Error bounds and dynamics of bootstrapping in actor-critic reinforcement learning

Abstract: Actor-critic algorithms such as DDPG, TD3, and SAC, which are built on Silver's deterministic policy gradient theorem, are among the most successful reinforcement-learning methods, but their mathematical basis is not entirely clear. In particular, the critic networks in these algorithms learn to estimate action-value functions by a “bootstrapping” technique based on Bellman error, and it is unclear why this approach works so well in practice, given that Bellman error is only very loosely related to value error, i.e. to the inaccuracy of the action-value estimate. Here we show that policy training in this class of actor-critic methods depends not on the accuracy of the critic's action-value estimate but on how well the critic estimates the gradient of the action-value, which is better assessed using what we call difference error.
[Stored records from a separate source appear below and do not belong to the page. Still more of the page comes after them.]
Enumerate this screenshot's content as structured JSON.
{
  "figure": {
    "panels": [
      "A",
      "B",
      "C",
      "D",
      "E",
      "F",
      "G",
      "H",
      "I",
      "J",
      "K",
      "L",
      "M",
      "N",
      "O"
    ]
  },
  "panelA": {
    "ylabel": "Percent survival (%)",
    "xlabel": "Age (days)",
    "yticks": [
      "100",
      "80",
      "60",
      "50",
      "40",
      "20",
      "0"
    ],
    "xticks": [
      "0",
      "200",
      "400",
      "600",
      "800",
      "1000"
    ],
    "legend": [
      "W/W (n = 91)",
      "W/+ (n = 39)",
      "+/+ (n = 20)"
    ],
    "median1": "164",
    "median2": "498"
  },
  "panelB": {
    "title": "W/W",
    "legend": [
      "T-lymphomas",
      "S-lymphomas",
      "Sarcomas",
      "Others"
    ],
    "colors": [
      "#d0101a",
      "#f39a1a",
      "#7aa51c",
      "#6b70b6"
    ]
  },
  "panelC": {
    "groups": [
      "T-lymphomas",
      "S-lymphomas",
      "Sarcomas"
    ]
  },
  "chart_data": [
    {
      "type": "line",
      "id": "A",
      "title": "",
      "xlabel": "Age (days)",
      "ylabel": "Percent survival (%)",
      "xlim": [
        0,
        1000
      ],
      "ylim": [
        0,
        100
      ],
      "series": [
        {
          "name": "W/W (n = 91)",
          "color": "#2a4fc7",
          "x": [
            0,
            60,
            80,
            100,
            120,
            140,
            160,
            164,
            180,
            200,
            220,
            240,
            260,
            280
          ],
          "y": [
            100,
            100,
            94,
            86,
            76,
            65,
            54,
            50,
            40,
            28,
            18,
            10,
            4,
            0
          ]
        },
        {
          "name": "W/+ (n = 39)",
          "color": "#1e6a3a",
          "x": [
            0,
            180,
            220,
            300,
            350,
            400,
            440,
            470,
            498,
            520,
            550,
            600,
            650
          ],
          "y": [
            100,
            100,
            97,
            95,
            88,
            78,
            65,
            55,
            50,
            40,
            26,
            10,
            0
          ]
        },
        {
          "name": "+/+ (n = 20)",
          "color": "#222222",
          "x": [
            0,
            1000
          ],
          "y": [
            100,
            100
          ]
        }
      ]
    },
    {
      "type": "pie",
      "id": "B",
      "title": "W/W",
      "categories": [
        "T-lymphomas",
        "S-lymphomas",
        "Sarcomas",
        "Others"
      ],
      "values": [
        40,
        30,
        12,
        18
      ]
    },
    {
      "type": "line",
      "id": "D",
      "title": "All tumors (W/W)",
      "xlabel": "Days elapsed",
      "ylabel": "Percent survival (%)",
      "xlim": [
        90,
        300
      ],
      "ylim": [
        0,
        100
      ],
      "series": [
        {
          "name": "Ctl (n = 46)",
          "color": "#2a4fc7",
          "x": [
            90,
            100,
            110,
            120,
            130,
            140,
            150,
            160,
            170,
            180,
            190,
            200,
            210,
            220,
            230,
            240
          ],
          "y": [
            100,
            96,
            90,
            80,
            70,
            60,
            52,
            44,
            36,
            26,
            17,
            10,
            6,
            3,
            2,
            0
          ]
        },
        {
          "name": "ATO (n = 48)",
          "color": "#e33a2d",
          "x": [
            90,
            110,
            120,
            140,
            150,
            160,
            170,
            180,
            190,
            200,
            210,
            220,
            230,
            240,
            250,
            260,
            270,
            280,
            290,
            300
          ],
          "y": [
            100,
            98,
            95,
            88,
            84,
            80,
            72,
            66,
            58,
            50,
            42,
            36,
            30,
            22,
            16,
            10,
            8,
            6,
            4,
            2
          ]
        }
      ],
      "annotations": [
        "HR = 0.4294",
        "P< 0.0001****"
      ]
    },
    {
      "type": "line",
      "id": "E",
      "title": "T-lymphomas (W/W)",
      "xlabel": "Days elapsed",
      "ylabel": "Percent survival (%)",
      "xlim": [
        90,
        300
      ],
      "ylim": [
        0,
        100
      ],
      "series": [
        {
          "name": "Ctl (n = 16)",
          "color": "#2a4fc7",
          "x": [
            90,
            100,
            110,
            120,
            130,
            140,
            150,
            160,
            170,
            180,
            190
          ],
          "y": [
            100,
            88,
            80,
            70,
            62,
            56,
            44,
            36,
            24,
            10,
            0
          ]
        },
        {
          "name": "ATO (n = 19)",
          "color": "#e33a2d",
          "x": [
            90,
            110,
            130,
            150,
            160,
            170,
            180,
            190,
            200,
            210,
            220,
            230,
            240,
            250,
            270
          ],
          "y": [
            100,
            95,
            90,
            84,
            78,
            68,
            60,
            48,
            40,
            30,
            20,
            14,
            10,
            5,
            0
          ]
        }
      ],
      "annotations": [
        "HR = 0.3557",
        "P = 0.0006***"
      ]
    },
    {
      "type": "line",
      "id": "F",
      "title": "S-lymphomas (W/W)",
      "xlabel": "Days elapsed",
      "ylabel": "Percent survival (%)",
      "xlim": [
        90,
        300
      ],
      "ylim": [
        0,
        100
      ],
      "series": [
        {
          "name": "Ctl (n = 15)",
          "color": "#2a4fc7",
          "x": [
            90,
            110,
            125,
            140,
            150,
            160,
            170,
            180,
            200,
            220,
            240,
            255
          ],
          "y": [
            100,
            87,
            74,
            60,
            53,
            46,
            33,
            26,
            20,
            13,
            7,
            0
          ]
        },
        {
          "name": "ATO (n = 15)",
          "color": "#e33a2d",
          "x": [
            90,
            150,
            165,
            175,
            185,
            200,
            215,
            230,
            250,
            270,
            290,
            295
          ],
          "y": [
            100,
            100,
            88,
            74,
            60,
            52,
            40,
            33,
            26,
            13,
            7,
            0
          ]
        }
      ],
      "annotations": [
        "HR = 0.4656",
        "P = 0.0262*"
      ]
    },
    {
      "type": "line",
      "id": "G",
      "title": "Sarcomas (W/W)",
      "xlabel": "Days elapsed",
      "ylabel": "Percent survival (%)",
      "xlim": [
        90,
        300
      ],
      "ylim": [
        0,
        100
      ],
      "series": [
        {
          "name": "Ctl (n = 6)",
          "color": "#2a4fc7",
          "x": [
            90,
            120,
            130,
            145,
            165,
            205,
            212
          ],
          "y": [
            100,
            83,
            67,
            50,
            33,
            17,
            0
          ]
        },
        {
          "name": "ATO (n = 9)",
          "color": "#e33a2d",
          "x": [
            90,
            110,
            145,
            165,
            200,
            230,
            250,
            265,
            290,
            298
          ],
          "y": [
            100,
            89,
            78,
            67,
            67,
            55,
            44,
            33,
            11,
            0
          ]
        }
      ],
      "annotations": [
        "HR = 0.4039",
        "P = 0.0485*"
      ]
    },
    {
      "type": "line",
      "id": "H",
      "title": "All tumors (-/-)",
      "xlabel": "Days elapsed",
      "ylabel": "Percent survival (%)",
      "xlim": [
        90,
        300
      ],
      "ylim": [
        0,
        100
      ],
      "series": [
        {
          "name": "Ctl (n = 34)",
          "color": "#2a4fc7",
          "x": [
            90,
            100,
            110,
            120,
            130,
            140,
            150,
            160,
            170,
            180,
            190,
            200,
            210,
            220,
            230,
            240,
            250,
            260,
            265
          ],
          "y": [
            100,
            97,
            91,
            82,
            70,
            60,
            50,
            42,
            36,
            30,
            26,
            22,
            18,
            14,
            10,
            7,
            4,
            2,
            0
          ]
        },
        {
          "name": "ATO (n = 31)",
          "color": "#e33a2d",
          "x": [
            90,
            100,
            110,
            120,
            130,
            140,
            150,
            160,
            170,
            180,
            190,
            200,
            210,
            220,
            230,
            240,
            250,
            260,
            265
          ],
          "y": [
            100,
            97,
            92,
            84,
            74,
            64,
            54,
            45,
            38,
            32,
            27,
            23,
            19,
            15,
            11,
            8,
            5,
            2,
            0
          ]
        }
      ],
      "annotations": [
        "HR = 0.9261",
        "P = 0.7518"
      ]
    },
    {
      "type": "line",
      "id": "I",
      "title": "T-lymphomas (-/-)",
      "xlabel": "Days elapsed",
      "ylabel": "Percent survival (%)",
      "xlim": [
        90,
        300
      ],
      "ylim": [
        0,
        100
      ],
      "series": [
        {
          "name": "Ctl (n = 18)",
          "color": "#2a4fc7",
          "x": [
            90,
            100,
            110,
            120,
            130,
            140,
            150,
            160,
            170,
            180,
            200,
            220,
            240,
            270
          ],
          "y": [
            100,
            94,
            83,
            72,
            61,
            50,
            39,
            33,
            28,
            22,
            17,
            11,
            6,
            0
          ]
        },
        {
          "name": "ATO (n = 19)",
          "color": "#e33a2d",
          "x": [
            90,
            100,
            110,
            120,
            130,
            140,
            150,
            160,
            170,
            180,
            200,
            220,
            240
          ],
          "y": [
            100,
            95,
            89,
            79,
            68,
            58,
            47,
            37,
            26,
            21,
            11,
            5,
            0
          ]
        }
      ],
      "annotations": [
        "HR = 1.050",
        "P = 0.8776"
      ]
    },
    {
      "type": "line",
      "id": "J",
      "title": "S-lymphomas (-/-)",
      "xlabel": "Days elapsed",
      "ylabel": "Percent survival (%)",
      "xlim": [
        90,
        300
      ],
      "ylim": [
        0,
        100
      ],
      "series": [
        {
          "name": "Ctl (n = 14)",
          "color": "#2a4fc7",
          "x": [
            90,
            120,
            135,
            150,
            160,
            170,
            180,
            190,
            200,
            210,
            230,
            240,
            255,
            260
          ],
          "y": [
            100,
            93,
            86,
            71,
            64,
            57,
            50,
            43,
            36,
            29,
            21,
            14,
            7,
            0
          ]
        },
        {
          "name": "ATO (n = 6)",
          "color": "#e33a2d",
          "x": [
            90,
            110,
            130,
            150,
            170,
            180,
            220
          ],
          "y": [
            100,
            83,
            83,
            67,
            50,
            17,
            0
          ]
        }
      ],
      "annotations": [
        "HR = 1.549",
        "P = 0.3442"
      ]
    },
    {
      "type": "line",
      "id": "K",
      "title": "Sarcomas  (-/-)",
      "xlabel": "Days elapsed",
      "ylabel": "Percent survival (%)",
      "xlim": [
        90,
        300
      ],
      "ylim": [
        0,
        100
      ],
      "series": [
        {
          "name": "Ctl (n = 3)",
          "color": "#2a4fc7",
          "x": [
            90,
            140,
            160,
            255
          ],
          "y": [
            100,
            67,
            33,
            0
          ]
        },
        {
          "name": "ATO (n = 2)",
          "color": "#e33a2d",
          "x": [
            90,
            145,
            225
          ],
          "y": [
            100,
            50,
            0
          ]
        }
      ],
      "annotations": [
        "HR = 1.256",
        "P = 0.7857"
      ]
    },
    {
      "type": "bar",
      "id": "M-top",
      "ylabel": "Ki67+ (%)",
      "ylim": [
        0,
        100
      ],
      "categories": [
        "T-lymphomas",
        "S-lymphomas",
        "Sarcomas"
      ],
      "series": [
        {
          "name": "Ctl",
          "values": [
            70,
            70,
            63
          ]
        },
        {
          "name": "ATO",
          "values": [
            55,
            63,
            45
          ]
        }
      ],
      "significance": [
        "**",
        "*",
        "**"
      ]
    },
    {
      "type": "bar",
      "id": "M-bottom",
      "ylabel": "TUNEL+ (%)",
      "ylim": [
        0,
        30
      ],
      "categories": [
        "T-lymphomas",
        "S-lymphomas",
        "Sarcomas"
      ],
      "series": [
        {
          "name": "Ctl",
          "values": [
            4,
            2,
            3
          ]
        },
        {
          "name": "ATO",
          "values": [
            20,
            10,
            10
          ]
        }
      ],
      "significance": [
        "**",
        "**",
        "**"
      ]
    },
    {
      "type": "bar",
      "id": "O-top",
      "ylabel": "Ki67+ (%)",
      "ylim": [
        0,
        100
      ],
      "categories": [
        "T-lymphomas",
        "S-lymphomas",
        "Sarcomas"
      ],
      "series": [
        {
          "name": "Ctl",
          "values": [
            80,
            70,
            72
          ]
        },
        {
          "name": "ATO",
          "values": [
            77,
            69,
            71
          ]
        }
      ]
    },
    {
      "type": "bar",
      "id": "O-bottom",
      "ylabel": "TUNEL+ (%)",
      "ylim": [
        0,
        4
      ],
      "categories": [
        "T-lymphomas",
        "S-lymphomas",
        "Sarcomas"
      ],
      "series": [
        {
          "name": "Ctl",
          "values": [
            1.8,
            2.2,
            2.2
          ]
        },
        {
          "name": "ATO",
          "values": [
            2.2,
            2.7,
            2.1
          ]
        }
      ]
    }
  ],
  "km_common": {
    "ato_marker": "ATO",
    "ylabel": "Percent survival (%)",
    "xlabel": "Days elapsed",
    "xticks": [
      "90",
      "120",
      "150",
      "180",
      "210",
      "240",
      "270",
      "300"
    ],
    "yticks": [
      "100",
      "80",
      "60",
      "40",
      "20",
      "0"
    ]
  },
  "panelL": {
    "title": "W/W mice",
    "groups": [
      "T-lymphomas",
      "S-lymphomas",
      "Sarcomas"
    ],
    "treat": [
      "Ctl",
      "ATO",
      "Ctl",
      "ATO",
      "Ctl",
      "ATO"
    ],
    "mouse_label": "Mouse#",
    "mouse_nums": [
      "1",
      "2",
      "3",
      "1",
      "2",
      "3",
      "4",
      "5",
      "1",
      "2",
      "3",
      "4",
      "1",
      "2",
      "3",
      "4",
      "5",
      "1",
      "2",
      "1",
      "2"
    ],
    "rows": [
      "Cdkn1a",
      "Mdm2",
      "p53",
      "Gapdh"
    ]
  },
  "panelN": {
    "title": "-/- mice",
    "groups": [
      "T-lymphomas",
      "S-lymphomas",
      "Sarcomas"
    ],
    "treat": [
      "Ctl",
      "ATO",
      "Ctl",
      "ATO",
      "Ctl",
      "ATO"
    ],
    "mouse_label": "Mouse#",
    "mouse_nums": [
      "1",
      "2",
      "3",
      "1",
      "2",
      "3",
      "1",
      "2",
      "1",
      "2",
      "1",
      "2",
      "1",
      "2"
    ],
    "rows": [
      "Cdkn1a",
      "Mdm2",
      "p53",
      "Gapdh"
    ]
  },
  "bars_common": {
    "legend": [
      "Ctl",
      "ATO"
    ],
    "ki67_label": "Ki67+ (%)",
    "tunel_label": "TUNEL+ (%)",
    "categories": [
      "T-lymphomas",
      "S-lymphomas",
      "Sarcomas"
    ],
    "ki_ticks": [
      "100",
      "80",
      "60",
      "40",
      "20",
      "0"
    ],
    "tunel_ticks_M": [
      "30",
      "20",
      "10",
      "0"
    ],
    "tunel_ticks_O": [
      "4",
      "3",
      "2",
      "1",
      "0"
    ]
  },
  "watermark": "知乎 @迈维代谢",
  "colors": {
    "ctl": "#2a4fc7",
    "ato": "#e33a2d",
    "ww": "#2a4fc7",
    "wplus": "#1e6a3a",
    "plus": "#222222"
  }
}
We show that this difference error is closely related to the Bellman error — a finding which helps to explain why Bellman-based bootstrapping leads to good policies. Further, we show that value error and difference error show different dynamics along on-policy trajectories through state-action space: value error is a low-pass anticausal (i.e., backward-in-time) filter of Bellman error, and therefore accumulates along trajectories, whereas difference error is a high-pass filter of Bellman error. It follows that techniques which reduce the high-frequency Fourier components of the Bellman error may improve policy training even if they increase the actual size of the Bellman errors. These findings help to explain certain aspects of actor-critic methods that are otherwise theoretically puzzling, such as the use of policy (as distinct from exploratory) noise, and they suggest other measures that may improve these methods.